Personal Pensions in the European Union

Schild Pension in der Wöhlerstrasse
Mummelgrummel || Creative Commons

Download full policy paper: policy-brief-on-personal-pensions

The principle of free movement of capital, goods, people and services comprises the main pillar of the European Economic Area. Excessive national regulation, however, prevents EU Member States from reaching its full potential, particularly in the free movement of capital which is subject to extensive regulation at the national level. With the aim of strengthening the single market for capital, the European Commission will assess the case for a policy framework to establish European personal pensions.

Commendably, the Commission acknowledges the need to encourage more savings into personal pensions in order to secure adequate revenues for retirement, especially as the ratio of retired people to workers is expected to double by 2050. To that end, the Commission has announced a public consultation to identify potential obstacles to the uptake of personal pension products and ways to best address them, also stressing the need of deregulation and higher transparency in personal pension products. The Commission is seeking advice on issues that hamper the development of cross-border personal pensions.

As a potential solution, the Commission sees several approaches:

  • Establishing a Personal pension account: a personal pension account such as the Individual Retirement Account (IRA) offered in the United States would be introduced at the EU level.
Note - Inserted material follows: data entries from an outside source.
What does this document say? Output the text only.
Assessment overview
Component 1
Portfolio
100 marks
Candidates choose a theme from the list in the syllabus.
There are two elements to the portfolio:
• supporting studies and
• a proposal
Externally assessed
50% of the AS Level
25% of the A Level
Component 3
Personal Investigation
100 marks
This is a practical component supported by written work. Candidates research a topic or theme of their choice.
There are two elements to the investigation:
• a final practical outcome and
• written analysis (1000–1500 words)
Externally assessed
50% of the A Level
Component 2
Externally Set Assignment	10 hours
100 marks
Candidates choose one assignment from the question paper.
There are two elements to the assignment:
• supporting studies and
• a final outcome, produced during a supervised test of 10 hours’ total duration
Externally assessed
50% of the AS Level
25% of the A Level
According to the Commission, the proposed cross-border saving account would ensure higher access (especially for migrant workers), multiple ways of contribution and participation of temporarily unemployed individuals in personal pension saving schemes, allowing potential savers to benefit from the free movement of capital and services.

  • Establishing a Personal pension product: a personal pension product could be developed based on a set of common and flexible features with a specific retirement objective. Such features might cover transparency and disclosure requirements, investment options, accumulation and decumulation phases, distribution models, consumer contractual rights, guarantees and fees and charges. This would be set out at the EU level through a legislative act;

  • Harmonizing national personal pensions regimes: under this approach, personal pension requirements would be harmonized across Member States in terms of prudential supervision, possible providers, maximum costs, contract law, distribution models, etc.; however, tax requirements applicable to personal pension products would still be determined at national level.